Try balancing number of threads you are using for reading/writing the data. My anecdotal hunch is this happens if you don't have a performant enough storage system.

There is also the option of using bcl-convert which is essentially replacing bcl2fastq.

0
Entering edit mode

Interesting, thank you! You are referring to the --loading-threads, --processing-threads, & --writing-threads options?
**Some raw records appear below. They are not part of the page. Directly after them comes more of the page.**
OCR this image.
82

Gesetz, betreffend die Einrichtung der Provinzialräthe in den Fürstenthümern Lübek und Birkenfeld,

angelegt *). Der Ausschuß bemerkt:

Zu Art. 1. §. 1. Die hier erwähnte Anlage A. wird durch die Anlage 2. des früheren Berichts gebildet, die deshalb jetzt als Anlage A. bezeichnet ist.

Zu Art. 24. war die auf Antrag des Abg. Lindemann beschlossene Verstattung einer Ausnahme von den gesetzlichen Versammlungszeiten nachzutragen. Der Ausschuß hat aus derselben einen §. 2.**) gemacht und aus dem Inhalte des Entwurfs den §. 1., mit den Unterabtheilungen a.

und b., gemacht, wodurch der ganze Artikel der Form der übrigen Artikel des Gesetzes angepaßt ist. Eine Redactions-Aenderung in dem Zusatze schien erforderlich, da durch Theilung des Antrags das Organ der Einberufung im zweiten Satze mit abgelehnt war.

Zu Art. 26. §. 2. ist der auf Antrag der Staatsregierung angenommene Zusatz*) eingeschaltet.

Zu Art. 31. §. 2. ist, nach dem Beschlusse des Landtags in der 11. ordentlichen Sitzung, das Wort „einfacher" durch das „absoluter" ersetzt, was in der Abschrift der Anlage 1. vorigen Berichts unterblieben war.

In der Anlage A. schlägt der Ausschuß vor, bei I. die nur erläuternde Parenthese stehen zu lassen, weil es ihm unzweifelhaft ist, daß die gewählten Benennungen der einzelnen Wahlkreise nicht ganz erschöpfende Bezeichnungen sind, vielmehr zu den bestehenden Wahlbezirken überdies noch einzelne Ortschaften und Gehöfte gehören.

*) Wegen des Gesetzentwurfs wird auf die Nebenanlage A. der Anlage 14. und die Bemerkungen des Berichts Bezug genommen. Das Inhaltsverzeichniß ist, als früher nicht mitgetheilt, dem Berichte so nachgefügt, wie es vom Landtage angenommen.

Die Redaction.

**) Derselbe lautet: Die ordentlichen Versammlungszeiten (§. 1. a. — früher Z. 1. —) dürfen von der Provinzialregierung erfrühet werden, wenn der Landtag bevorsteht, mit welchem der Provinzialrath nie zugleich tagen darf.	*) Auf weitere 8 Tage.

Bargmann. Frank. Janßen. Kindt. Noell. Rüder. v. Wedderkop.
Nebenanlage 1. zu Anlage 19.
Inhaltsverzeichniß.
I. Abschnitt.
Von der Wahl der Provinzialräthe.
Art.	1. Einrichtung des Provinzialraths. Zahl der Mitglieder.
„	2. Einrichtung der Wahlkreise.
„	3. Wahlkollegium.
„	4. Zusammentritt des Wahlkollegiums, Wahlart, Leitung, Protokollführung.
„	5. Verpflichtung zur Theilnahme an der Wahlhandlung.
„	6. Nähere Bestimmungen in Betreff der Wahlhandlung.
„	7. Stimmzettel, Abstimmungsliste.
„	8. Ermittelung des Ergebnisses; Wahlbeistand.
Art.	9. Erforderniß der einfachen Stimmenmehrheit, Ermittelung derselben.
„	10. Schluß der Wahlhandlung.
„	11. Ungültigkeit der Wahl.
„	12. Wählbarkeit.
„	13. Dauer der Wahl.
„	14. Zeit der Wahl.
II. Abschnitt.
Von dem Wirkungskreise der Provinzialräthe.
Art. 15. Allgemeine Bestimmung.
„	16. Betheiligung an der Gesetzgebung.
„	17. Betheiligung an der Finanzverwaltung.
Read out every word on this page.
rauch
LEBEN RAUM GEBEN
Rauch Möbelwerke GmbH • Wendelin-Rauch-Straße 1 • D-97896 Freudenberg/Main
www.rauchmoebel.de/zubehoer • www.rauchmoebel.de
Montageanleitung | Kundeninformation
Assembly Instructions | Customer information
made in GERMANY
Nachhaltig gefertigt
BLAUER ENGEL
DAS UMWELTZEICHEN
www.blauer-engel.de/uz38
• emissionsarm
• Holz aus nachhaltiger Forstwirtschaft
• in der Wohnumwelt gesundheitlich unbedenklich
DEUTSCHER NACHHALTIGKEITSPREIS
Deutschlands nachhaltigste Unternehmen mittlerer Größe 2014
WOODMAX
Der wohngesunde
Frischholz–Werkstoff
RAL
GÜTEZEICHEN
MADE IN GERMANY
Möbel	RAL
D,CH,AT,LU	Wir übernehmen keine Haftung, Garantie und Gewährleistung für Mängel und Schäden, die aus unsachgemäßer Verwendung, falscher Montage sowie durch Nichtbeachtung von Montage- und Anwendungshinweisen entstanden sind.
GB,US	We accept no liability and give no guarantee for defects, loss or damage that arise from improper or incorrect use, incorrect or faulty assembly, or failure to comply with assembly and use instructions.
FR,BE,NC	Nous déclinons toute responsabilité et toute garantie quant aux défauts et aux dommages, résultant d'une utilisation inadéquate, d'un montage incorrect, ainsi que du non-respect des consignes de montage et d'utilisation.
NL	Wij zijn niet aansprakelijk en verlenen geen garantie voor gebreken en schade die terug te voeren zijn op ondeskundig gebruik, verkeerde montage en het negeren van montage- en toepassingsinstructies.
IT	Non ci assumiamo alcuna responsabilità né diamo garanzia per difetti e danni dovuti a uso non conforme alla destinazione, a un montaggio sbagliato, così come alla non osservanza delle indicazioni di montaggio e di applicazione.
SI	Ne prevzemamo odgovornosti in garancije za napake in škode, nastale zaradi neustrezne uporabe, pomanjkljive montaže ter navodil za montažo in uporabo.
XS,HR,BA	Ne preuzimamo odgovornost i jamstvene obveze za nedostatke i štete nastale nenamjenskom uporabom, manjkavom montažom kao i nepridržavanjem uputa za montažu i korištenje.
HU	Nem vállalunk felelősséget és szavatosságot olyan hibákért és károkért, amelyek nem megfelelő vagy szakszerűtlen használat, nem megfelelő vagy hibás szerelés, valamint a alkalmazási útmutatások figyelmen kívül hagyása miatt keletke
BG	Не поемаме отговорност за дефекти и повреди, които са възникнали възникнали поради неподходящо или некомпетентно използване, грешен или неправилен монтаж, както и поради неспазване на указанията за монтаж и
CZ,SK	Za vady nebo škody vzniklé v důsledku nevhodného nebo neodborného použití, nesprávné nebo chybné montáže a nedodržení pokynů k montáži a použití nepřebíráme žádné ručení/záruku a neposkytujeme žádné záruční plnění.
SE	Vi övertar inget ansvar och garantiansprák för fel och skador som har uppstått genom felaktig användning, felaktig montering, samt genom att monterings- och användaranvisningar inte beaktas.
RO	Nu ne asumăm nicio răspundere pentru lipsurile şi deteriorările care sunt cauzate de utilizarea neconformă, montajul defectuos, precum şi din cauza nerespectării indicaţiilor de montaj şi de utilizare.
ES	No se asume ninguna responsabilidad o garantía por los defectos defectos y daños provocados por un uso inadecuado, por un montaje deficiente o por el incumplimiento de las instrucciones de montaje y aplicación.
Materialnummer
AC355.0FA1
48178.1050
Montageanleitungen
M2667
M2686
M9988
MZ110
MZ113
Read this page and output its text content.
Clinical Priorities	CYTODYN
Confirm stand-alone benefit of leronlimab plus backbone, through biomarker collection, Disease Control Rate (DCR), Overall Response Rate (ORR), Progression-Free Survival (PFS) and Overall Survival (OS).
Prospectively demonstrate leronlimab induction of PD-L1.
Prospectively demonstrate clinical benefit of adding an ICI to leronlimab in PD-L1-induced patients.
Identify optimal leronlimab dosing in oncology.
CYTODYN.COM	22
And do you mind going into more detail about what you mean by balancing?

1
Entering edit mode

Correct. What numbers are you currently using? Do you have access to a high performance storage system or are you writing to normal SSD/spinning disks? Try using more --writing-threads if you don't have a high performance storage system. Keep the overall number of threads low (adding all three).

0
Entering edit mode

--loading-threads 12

--processing-threads 24

--writing-threads: Not Set, but I think this means it is default to 4 according to the bcl2fastq Processing Options

We have high performance storage and computing cluster. I will play around with these options and try to keep their numbers low.

1
Entering edit mode

You would definitely want writing threads to be larger than the other two by 2 to 4.

0
Entering edit mode

Thank you - this worked! Why did you recommend increasing the number of write threads?

0
Entering edit mode

To provide adequate writing/processing buffer to make sure changes get written to disk.

0
Entering edit mode

Thank you - I will, but would like to keep it open for another few days, just in case others have other suggestions.